Volltextsuche:
Als Freiberufler werden Menschen verstanden, die eine nicht der Gewerbeordnung unterliegende Tätigkeit ausüben. Zu Freiberuflern gehören vor allem Künstler, Wissenschaftler, aber auch Journalisten. Freiberufler sind keine Arbeitnehmer und sind daher nicht an die Sozialversicherung gebunden. Um sich gegen Krankheitsfälle zu schützen, haben sie Möglichkeit, entweder eine freiwillige Krankenversicherung abzuschließen oder eine private Krankenversicherung. Die erste Alternative ist mit der gesetzlichen Krankenversicherung identisch und ist daher etwas schmal, jedenfalls was die Leistungen anbelangt.

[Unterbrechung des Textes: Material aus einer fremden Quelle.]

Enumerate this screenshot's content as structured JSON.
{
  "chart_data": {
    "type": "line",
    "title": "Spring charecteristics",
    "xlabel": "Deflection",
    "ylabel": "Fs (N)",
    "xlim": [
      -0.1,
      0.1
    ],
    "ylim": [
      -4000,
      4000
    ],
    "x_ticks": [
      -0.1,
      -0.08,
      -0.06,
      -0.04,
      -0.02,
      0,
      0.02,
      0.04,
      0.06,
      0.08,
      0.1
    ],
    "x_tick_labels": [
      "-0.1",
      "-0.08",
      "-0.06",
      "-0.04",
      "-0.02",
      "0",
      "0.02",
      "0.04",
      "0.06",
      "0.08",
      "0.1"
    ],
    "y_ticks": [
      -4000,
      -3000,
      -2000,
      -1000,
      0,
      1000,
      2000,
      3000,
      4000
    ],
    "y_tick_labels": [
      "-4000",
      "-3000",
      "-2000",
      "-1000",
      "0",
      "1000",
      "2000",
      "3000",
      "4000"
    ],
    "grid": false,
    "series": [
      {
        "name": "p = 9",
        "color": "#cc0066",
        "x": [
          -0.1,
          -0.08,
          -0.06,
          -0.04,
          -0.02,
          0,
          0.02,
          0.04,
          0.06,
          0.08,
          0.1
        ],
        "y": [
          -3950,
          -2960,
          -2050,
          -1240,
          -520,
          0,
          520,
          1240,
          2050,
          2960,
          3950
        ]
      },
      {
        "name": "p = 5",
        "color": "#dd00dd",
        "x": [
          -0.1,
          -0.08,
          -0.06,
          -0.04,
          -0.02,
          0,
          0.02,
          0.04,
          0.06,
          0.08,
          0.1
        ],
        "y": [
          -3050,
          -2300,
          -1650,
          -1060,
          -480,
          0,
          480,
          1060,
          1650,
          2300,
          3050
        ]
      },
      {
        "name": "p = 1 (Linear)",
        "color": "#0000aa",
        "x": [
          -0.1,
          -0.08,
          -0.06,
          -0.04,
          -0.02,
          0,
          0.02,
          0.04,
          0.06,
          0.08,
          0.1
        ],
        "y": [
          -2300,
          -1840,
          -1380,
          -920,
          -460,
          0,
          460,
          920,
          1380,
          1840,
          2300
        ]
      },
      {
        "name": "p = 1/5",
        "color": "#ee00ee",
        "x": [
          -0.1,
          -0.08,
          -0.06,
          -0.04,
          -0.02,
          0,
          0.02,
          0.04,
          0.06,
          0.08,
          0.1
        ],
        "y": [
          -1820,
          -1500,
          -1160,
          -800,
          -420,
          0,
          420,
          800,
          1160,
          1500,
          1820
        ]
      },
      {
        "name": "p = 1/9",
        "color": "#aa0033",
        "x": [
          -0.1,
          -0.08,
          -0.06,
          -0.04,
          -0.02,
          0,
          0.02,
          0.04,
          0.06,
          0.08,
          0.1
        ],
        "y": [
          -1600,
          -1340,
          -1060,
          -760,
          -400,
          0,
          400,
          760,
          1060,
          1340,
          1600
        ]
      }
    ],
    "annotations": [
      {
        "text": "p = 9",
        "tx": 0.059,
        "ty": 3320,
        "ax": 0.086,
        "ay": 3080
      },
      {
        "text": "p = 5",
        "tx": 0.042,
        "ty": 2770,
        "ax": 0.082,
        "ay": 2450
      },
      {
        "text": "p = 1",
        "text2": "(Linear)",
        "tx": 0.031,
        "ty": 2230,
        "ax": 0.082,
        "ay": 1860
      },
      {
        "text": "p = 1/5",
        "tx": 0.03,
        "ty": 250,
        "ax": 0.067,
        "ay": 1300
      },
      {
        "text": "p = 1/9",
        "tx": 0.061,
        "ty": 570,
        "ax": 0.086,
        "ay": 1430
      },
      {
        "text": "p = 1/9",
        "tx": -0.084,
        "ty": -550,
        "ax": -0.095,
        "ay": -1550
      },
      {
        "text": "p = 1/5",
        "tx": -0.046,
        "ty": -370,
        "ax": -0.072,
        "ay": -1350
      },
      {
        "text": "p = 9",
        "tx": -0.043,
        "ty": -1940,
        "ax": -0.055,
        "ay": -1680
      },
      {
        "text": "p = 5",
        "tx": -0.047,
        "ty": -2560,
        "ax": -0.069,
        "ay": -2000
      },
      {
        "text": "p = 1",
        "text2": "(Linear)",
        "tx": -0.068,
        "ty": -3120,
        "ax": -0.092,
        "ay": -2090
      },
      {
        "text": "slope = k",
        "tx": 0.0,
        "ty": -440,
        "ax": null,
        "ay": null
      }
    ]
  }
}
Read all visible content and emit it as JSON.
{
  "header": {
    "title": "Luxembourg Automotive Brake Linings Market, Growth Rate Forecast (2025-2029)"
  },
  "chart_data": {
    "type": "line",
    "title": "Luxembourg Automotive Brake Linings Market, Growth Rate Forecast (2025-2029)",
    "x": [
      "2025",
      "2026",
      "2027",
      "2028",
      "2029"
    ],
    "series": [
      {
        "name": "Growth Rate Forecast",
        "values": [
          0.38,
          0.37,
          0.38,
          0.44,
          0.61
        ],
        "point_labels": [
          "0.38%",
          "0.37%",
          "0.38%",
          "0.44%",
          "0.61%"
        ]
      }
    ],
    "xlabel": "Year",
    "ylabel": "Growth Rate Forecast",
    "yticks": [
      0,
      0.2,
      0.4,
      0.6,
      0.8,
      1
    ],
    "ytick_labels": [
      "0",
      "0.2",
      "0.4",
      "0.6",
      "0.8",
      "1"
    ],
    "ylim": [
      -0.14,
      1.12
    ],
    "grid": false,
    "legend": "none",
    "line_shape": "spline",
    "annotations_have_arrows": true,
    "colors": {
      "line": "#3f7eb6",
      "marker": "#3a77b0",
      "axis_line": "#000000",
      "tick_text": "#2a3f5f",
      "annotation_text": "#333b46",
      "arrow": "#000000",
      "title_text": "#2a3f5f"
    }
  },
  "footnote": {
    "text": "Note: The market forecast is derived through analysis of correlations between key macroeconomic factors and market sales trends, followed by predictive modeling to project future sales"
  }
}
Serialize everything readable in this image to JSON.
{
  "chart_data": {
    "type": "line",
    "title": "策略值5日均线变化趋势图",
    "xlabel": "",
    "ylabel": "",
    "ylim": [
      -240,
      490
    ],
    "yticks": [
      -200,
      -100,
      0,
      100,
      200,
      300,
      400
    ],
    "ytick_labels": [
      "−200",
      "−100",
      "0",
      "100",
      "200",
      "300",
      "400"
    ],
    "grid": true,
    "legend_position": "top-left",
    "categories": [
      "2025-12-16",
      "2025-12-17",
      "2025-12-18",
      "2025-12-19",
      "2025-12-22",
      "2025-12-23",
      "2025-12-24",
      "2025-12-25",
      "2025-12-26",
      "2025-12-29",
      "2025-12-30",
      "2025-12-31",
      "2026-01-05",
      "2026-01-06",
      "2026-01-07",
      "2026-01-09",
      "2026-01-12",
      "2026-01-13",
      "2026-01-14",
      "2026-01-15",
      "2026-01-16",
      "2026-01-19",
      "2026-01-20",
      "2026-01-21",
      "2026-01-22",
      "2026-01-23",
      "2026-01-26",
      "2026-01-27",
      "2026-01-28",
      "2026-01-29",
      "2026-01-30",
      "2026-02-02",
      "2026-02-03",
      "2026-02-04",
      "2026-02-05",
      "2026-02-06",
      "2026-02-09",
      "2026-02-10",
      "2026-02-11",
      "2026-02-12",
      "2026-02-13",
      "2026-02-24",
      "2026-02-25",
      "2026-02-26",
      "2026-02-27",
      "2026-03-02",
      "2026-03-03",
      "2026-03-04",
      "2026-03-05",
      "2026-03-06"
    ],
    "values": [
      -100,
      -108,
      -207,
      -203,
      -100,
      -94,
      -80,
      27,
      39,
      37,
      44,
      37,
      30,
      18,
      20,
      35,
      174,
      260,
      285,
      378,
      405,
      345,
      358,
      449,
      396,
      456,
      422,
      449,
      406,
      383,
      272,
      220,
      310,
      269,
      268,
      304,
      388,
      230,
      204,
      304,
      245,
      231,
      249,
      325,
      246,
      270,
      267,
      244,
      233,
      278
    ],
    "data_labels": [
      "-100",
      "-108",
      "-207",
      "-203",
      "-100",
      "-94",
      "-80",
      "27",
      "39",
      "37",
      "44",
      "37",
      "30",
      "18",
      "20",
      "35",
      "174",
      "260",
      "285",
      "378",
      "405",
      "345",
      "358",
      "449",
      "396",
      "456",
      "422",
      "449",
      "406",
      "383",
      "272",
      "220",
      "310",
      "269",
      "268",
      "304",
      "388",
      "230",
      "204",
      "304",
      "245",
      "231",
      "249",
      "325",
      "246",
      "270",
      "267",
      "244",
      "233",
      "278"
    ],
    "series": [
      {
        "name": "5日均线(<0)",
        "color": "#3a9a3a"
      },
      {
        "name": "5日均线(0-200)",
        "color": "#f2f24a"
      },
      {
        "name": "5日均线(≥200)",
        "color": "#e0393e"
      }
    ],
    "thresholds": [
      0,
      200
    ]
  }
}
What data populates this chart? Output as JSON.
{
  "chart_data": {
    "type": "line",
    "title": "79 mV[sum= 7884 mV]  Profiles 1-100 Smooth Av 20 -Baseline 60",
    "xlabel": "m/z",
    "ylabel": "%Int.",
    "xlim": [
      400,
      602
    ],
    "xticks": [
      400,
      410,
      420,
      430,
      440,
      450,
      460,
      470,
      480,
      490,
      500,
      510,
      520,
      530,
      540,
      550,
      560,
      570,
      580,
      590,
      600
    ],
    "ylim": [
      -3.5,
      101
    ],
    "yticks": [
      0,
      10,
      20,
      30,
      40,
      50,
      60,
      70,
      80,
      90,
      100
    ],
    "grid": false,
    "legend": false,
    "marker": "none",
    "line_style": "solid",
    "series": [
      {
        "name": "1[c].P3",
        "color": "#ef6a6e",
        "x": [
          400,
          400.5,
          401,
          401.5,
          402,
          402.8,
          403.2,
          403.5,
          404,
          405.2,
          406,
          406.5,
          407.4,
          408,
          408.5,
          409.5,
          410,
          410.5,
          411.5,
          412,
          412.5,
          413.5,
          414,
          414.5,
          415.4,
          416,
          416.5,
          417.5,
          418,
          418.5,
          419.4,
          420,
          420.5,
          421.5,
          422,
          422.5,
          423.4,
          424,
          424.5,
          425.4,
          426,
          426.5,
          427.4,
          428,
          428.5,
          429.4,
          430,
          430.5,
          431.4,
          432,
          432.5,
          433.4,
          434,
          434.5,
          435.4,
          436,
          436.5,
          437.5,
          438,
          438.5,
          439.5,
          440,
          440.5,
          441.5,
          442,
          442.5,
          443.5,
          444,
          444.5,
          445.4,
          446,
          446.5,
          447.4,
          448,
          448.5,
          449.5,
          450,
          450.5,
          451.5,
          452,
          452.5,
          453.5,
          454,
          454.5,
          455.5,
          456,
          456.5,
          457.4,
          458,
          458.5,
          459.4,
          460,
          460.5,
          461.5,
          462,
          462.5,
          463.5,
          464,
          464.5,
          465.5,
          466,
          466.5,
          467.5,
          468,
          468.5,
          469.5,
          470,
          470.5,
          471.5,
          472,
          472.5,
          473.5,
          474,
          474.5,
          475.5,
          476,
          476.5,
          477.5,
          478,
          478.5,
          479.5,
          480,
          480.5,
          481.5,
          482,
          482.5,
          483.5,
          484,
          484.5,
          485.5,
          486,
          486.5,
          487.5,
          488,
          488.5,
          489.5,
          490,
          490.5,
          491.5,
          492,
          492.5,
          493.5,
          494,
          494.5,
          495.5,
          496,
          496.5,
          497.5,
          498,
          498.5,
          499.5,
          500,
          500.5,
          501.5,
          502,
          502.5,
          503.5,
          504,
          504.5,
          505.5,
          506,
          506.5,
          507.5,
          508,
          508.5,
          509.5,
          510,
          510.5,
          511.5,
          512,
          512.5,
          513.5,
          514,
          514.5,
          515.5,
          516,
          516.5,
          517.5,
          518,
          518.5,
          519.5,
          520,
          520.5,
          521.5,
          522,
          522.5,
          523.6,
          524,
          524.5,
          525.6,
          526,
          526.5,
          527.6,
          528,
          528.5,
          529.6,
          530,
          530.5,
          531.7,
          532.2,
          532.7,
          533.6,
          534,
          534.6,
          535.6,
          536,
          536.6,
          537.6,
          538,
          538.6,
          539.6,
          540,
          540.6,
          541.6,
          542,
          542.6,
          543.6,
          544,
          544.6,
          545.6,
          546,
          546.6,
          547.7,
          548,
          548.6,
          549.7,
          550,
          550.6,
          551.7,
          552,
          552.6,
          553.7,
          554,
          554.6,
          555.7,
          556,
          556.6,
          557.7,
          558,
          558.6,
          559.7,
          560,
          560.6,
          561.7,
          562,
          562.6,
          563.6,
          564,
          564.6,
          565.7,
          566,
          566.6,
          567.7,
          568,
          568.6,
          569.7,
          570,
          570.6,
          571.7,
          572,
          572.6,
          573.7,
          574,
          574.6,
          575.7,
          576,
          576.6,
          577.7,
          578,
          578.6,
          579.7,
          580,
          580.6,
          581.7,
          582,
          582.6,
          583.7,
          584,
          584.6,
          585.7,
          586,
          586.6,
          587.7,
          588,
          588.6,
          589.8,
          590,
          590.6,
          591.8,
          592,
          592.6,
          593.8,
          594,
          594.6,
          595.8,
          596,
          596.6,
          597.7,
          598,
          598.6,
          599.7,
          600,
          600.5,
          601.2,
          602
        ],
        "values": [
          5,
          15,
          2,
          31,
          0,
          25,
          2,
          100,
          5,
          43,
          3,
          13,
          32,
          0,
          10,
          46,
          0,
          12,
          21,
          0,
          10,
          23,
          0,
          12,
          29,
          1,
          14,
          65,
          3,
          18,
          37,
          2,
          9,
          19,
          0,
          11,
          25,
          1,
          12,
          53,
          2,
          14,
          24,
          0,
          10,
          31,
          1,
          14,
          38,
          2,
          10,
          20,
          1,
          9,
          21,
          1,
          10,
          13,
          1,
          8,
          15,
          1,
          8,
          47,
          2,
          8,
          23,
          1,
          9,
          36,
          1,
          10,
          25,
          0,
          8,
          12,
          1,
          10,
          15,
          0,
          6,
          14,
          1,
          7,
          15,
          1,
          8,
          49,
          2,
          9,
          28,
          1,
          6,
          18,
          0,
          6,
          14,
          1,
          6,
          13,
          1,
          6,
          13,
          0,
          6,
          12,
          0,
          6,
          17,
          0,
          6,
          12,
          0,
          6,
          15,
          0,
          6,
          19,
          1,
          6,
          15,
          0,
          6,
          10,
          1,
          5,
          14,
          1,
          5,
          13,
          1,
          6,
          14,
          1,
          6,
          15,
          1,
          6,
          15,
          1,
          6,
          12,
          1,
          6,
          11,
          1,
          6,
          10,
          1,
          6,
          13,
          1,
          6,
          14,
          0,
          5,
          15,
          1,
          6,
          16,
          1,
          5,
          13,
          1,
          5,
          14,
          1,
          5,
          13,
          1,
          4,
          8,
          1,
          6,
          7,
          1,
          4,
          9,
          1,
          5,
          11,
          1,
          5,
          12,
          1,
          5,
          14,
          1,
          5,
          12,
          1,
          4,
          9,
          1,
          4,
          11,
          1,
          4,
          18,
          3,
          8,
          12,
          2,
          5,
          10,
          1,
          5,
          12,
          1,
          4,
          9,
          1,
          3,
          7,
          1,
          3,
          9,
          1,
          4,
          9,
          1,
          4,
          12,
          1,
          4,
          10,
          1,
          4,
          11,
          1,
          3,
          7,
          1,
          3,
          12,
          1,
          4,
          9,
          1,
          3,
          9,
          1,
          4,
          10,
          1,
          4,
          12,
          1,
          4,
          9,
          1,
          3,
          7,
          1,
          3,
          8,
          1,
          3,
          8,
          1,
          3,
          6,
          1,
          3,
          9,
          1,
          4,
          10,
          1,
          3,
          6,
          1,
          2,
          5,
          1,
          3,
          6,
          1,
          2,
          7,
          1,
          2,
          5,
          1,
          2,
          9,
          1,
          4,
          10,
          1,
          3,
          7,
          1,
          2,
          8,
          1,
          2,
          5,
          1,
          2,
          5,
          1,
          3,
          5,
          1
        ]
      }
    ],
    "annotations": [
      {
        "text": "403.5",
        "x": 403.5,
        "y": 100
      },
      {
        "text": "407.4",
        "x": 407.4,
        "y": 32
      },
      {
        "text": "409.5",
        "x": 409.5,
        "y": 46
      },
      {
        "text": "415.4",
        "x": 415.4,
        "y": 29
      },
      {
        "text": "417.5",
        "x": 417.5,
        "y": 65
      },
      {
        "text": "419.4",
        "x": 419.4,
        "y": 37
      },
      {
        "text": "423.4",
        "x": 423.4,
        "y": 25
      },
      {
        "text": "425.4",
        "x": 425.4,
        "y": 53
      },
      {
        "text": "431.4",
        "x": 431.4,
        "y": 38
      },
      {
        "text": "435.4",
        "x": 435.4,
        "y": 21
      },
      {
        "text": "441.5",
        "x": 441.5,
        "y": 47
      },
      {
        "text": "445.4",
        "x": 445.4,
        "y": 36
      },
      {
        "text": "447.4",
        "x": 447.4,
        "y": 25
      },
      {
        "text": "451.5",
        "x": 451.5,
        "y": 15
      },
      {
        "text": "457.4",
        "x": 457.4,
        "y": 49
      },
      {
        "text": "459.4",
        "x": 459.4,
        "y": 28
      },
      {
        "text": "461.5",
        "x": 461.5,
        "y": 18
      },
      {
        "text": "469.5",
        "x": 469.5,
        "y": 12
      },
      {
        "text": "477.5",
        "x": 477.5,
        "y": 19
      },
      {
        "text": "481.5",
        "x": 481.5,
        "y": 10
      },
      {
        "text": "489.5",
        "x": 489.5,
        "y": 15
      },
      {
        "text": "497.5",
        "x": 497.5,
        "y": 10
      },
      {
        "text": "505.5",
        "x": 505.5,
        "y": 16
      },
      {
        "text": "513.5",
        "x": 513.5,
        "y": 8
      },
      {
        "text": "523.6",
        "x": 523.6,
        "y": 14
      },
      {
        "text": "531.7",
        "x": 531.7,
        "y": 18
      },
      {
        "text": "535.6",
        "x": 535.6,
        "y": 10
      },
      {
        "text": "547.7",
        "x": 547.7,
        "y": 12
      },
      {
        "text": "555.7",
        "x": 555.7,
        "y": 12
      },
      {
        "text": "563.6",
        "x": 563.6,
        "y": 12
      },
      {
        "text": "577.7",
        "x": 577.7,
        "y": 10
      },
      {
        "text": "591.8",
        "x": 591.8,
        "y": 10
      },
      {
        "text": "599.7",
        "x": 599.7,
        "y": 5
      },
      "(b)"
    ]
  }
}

Die private Krankenversicherung kann hingegen viel mehr bieten, zumal die Wartezeiten für Privatversicherten enorm kürzer ausfallen. Was die Beiträge anbelangt, so müssen privat versicherte Freiberufler mehr im Monat zahlen als im Rahmen der freiwilligen Krankenversicherung. Doch hier wie dort gilt ein Tarif, zu dem der Freiberufler seine Krankenversicherung abschließt. Das Angebot der privaten Krankenkassen ist groß, sodass ein Vergleich sinnvoll wäre. Ein solcher kann problemlos auf Portalen durchgeführt werden, die sich mit dem Phänomen Krankenversicherung beschäftigen.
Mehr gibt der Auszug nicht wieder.